I discovered a love for reading and learning only after beginning college. It took finding something I was genuinely interested in—philosophy, in my case—to lure me into the world of books and ideas.

My focus for many years centered on highly technical texts, the kind which, if you're trying to read them quickly, you aren't really reading them.

As my interests have broadened I've become more curious about techniques for reading with more speed. Over the past couple of years I've learned about and begun to practice speed reading, and recently discovered a typographically oriented technique called bionic reading.

Speed Reading

As far as I have .earned about and practiced it, speed reading consists largely in learning to see words as pictures, and turning off the internal narrator what wants to process language at the speed of sounding things out, or speaking it to oneself. I've practiced this with the app ReadQuick and the speed reading feature on Instapaper.
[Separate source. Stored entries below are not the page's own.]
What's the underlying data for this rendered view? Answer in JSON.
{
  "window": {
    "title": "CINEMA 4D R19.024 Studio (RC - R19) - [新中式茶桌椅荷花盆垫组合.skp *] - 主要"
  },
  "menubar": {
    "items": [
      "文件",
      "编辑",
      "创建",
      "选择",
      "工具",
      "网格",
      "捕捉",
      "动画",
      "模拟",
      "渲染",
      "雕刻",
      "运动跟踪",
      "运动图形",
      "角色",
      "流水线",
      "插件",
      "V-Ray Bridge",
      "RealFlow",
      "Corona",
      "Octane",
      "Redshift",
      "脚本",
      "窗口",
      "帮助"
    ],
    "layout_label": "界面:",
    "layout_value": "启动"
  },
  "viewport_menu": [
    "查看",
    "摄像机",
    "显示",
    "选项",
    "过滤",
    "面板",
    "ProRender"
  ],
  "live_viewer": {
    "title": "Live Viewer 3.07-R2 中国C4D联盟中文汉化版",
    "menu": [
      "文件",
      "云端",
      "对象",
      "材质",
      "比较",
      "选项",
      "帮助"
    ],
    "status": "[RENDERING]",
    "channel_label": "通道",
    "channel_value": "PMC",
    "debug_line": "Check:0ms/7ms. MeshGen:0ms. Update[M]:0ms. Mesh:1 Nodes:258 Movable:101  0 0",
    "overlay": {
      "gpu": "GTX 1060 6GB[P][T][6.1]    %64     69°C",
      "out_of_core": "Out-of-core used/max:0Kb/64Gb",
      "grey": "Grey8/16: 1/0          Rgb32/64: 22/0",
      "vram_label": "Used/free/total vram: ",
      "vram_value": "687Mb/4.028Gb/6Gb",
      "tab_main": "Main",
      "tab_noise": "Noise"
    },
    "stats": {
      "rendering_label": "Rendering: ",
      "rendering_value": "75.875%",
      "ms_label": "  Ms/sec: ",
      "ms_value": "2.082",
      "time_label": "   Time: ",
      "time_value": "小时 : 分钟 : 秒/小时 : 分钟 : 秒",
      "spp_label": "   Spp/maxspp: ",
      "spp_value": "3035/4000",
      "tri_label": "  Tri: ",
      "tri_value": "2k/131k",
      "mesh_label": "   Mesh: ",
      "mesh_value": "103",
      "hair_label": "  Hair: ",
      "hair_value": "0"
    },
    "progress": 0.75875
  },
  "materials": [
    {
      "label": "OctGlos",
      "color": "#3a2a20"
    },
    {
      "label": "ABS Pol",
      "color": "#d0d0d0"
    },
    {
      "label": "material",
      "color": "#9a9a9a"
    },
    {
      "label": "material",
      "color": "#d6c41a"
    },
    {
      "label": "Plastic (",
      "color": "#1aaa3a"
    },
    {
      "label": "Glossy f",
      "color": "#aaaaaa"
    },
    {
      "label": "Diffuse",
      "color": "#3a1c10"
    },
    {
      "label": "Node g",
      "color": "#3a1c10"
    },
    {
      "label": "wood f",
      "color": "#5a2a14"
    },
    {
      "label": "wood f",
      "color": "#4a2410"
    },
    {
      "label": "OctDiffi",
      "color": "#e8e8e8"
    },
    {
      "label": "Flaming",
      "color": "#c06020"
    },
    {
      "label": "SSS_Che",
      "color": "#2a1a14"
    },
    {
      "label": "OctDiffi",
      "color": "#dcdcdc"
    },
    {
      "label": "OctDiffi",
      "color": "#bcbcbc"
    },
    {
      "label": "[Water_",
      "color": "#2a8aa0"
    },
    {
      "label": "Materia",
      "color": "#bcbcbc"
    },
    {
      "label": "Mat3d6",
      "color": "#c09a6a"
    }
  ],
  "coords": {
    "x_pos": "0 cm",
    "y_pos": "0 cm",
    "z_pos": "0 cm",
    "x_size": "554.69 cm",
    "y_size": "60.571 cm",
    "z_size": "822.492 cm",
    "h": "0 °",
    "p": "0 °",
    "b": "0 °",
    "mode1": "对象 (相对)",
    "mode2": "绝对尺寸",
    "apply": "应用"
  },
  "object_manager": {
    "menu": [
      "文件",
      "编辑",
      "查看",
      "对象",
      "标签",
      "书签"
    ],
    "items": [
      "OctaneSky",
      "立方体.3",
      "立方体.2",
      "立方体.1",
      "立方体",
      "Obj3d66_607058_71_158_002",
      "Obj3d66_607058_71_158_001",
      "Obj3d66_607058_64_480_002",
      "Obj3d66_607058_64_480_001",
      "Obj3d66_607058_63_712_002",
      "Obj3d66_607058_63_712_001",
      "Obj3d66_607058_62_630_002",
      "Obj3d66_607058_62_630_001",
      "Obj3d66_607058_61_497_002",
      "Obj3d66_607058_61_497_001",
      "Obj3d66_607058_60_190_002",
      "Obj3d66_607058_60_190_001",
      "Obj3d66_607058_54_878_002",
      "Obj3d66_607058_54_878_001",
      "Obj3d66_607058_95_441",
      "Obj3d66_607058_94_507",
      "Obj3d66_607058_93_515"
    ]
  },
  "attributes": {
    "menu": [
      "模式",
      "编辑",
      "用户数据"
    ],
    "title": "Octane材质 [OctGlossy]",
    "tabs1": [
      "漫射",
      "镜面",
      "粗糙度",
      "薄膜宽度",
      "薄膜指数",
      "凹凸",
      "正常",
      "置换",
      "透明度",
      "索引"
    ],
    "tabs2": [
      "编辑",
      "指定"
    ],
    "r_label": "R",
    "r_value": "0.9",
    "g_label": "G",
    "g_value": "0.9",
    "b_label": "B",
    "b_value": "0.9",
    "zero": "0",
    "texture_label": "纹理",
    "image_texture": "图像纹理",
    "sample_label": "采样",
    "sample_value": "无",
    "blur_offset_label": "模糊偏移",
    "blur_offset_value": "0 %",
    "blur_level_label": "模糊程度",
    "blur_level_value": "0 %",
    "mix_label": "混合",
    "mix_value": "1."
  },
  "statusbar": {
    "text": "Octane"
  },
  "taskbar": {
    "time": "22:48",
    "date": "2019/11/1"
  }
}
Thus far the pace of my reading seems to have increased with moderate practice, particularly wrt newslike content and general analysis.

Bionic Reading

This one's relatively new to me. I've only occasionally read articles bionically—is that a word?...I guess it has to be—and haven't tried it on anything longform.

But it's an interesting pitch.

Bionic Reading wants to revolutionize reading. Our mission is: “A higher dimension of reading.” The eye is guided through text much more effectively with the aid of typographic highlights – thus creating a completely new reading experience. The Bionic Reading technology is characterized by a specific interaction of the parameters “Fixation”, “Saccade” and “Markup”. More focus. Less distraction. More reading pleasure.

It's too early to tell how much value I'm getting out of it. Honestly my experience thus far is pretty neutral. The movement of focus across the test feels smooth, and perhaps a little speedier than my default. But I'm not sure the amount of weight variance created by starting each term off with the boldest letter creates the most natural and efficient flow, particularly wrt one to three letter words.

I'm curious what kind of cadence might result from a more selective highlighting strategy. Following the theory of speed reading could result in an even richer experience, for example by drawing out terms by degrees of familiarity, and thereby aiding the whole picture reading thing.

These are the only strategies I'm actively working on currently. With the caveat that my experience with and effort towards learning bionic reading is limited, I suspect speed reading will have the bigger impact for me.

Update — 03/01/2022

It turns out that for me the non-discriminatory highlighting of all words proved to much of an obstacle. That term is in fact on the nose. The "typographic highlights" felt more like an obstacle than a way. I didn't experience the revolution of seamless flow through text with more focus and less distraction.

My experience with speed reading proved more fruitful.

Reading news and other non-technical prose, my speed increased substantially as I trained myself to visually recognize words as pictures, and turn off the internal voice-oriented processing of terms and phrases. But reading more technical articles and essays with a greater frequency of less familiar words and concepts continues to feel more like the slow burn of genuine learning.